BCL partner, Richard Sallybanks has been quoted in The Times discussing the SFO’s decision to outsource the disclosure process in the prosecution of G4S after an eight-year investigation into the private security company and the use of third party suppliers to assist with large investigations.
Here is a short extract from the article*. If you wish to read the full article, please visit The Times website.
”The senior fraud buster for the UK spends most of her time jumping from one frying pan to another. Only a few weeks ago Lisa Osofsky, the director of the Serious Fraud Office (SFO), had a rough ride from MPs on the justice committee as they grilled her over the continuing review into the agency’s recent prosecution failures.

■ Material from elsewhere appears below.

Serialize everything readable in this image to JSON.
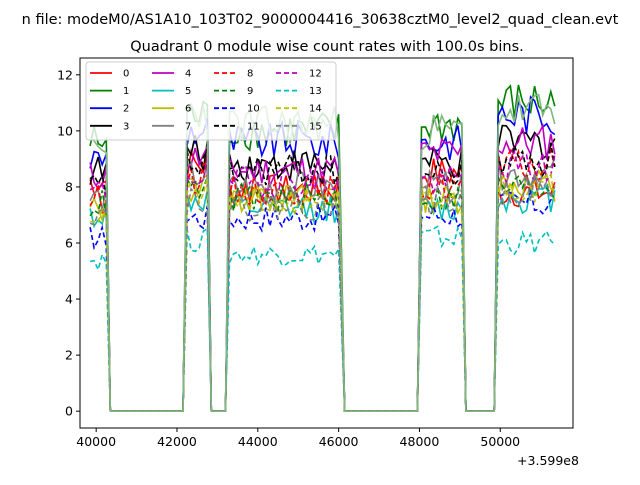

Suella Braverman QC, the attorney-general, ordered the probe and it is being led by David Calvert-Smith, a former director of public prosecutions and a High Court judge, who is expected to report soon.
However, last week the latest frying pan sizzled over a report that the SFO was to outsource the disclosure process in the prosecution of G4S after an eight-year investigation into the private security company.

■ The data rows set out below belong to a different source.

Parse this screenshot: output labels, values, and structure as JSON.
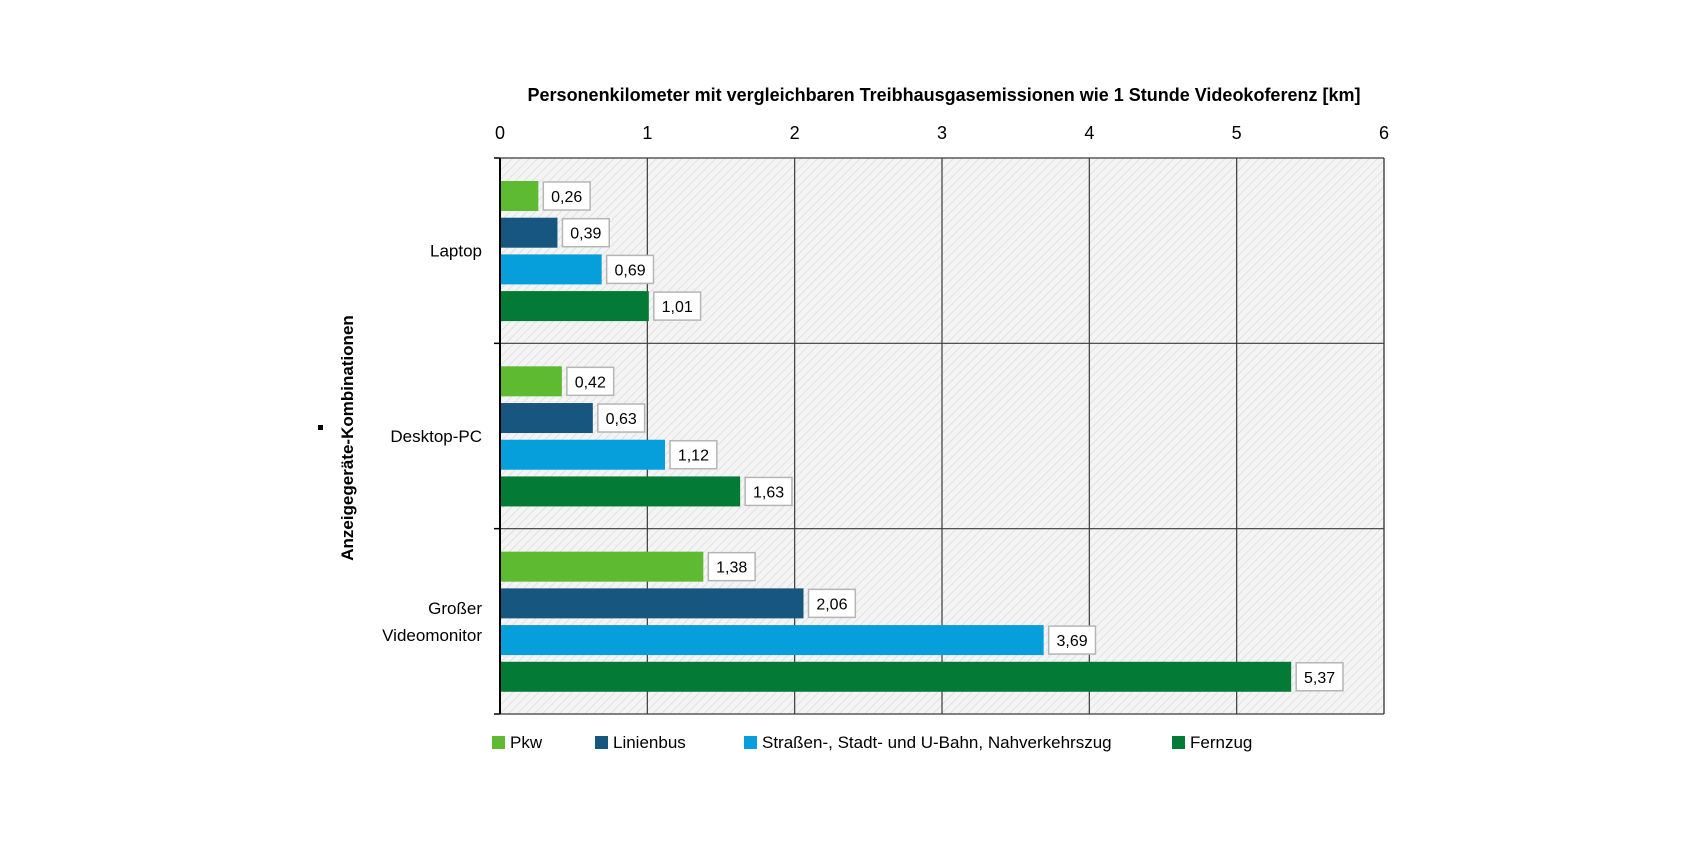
{
  "chart_data": {
    "type": "bar",
    "orientation": "horizontal",
    "title": "Personenkilometer mit vergleichbaren Treibhausgasemissionen  wie 1 Stunde Videokoferenz [km]",
    "ylabel": "Anzeigegeräte-Kombinationen",
    "xlim": [
      0,
      6
    ],
    "xticks": [
      "0",
      "1",
      "2",
      "3",
      "4",
      "5",
      "6"
    ],
    "grid": true,
    "legend_position": "bottom",
    "categories": [
      {
        "lines": [
          "Laptop"
        ]
      },
      {
        "lines": [
          "Desktop-PC"
        ]
      },
      {
        "lines": [
          "Großer",
          "Videomonitor"
        ]
      }
    ],
    "series": [
      {
        "name": "Pkw",
        "color": "#5eba30",
        "values": [
          0.26,
          0.42,
          1.38
        ],
        "labels": [
          "0,26",
          "0,42",
          "1,38"
        ]
      },
      {
        "name": "Linienbus",
        "color": "#17577f",
        "values": [
          0.39,
          0.63,
          2.06
        ],
        "labels": [
          "0,39",
          "0,63",
          "2,06"
        ]
      },
      {
        "name": "Straßen-, Stadt- und U-Bahn, Nahverkehrszug",
        "color": "#069edb",
        "values": [
          0.69,
          1.12,
          3.69
        ],
        "labels": [
          "0,69",
          "1,12",
          "3,69"
        ]
      },
      {
        "name": "Fernzug",
        "color": "#037a35",
        "values": [
          1.01,
          1.63,
          5.37
        ],
        "labels": [
          "1,01",
          "1,63",
          "5,37"
        ]
      }
    ]
  }
}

The agency, it was reported in the Financial Times, struck a deal with Anexsys, an e-disclosure and data discovery specialist, to take the pressure off its staff. After all, it was the quashing of a conviction in the renowned Unaoil corruption case — on the grounds of disclosure failures — that triggered the Calvert- Smith review.

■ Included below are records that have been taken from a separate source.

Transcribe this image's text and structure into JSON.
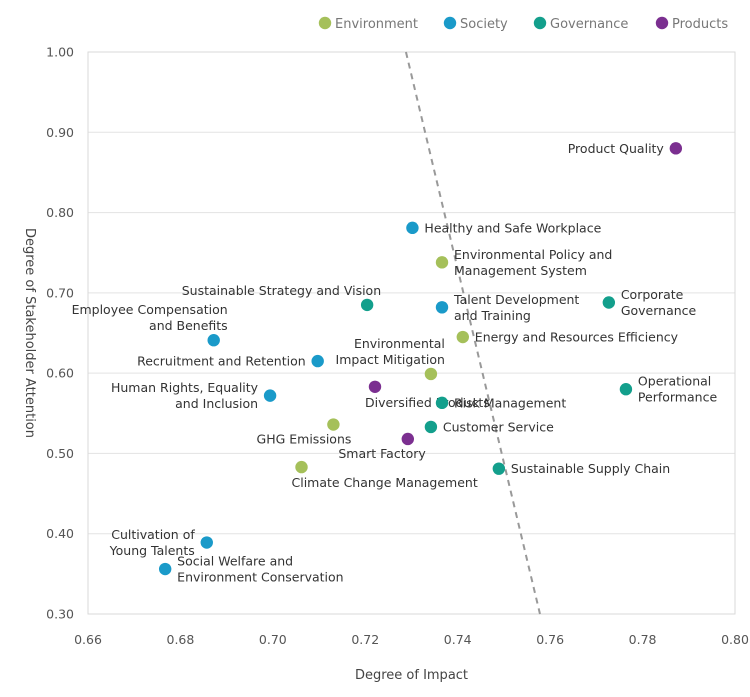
{
  "chart_data": {
    "type": "scatter",
    "xlabel": "Degree of Impact",
    "ylabel": "Degree of Stakeholder Attention",
    "xlim": [
      0.66,
      0.8
    ],
    "ylim": [
      0.3,
      1.0
    ],
    "xticks": [
      "0.66",
      "0.68",
      "0.70",
      "0.72",
      "0.74",
      "0.76",
      "0.78",
      "0.80"
    ],
    "yticks": [
      "0.30",
      "0.40",
      "0.50",
      "0.60",
      "0.70",
      "0.80",
      "0.90",
      "1.00"
    ],
    "grid": "horizontal",
    "legend": "top-right",
    "categories": [
      {
        "name": "Environment",
        "color": "#a5c05a"
      },
      {
        "name": "Society",
        "color": "#1a9ac9"
      },
      {
        "name": "Governance",
        "color": "#139f8c"
      },
      {
        "name": "Products",
        "color": "#7b2f90"
      }
    ],
    "trend_line": {
      "style": "dashed",
      "color": "#999999",
      "points": [
        [
          0.7288,
          1.0
        ],
        [
          0.7578,
          0.3
        ]
      ]
    },
    "points": [
      {
        "label_lines": [
          "Product Quality"
        ],
        "category": "Products",
        "x": 0.7872,
        "y": 0.88,
        "anchor": "left"
      },
      {
        "label_lines": [
          "Healthy and Safe Workplace"
        ],
        "category": "Society",
        "x": 0.7302,
        "y": 0.781,
        "anchor": "right"
      },
      {
        "label_lines": [
          "Environmental Policy and",
          "Management System"
        ],
        "category": "Environment",
        "x": 0.7366,
        "y": 0.738,
        "anchor": "right"
      },
      {
        "label_lines": [
          "Sustainable Strategy and Vision"
        ],
        "category": "Governance",
        "x": 0.7204,
        "y": 0.685,
        "anchor": "above-left"
      },
      {
        "label_lines": [
          "Talent Development",
          "and Training"
        ],
        "category": "Society",
        "x": 0.7366,
        "y": 0.682,
        "anchor": "right"
      },
      {
        "label_lines": [
          "Corporate",
          "Governance"
        ],
        "category": "Governance",
        "x": 0.7727,
        "y": 0.688,
        "anchor": "right"
      },
      {
        "label_lines": [
          "Employee Compensation",
          "and Benefits"
        ],
        "category": "Society",
        "x": 0.6872,
        "y": 0.641,
        "anchor": "above-left"
      },
      {
        "label_lines": [
          "Energy and Resources Efficiency"
        ],
        "category": "Environment",
        "x": 0.7411,
        "y": 0.645,
        "anchor": "right"
      },
      {
        "label_lines": [
          "Recruitment and Retention"
        ],
        "category": "Society",
        "x": 0.7097,
        "y": 0.615,
        "anchor": "left"
      },
      {
        "label_lines": [
          "Environmental",
          "Impact Mitigation"
        ],
        "category": "Environment",
        "x": 0.7342,
        "y": 0.599,
        "anchor": "above-left"
      },
      {
        "label_lines": [
          "Diversified Products"
        ],
        "category": "Products",
        "x": 0.7221,
        "y": 0.583,
        "anchor": "below-right"
      },
      {
        "label_lines": [
          "Human Rights, Equality",
          "and Inclusion"
        ],
        "category": "Society",
        "x": 0.6994,
        "y": 0.572,
        "anchor": "left"
      },
      {
        "label_lines": [
          "Risk Management"
        ],
        "category": "Governance",
        "x": 0.7366,
        "y": 0.563,
        "anchor": "right"
      },
      {
        "label_lines": [
          "Operational",
          "Performance"
        ],
        "category": "Governance",
        "x": 0.7764,
        "y": 0.58,
        "anchor": "right"
      },
      {
        "label_lines": [
          "GHG Emissions"
        ],
        "category": "Environment",
        "x": 0.7131,
        "y": 0.536,
        "anchor": "below-left"
      },
      {
        "label_lines": [
          "Customer Service"
        ],
        "category": "Governance",
        "x": 0.7342,
        "y": 0.533,
        "anchor": "right"
      },
      {
        "label_lines": [
          "Smart Factory"
        ],
        "category": "Products",
        "x": 0.7292,
        "y": 0.518,
        "anchor": "below-left"
      },
      {
        "label_lines": [
          "Climate Change Management"
        ],
        "category": "Environment",
        "x": 0.7062,
        "y": 0.483,
        "anchor": "below-right"
      },
      {
        "label_lines": [
          "Sustainable Supply Chain"
        ],
        "category": "Governance",
        "x": 0.7489,
        "y": 0.481,
        "anchor": "right"
      },
      {
        "label_lines": [
          "Cultivation of",
          "Young Talents"
        ],
        "category": "Society",
        "x": 0.6857,
        "y": 0.389,
        "anchor": "left"
      },
      {
        "label_lines": [
          "Social Welfare and",
          "Environment Conservation"
        ],
        "category": "Society",
        "x": 0.6767,
        "y": 0.356,
        "anchor": "right"
      }
    ]
  }
}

...More widely, Richard Sallybanks, a partner at BCL Solicitors, warns that having been granted an adjournment to deal with disclosure in the G4S case, “the SFO must now recognise that it is in the last chance saloon in terms of getting disclosure right”.
Sallybanks also highlights the agency’s historic use of third-party suppliers — including forensic accountants as well as junior barristers — to assist with large investigations. In addition, he says that there would be “support for the use of external suppliers if it helps the SFO to get disclosure right”.”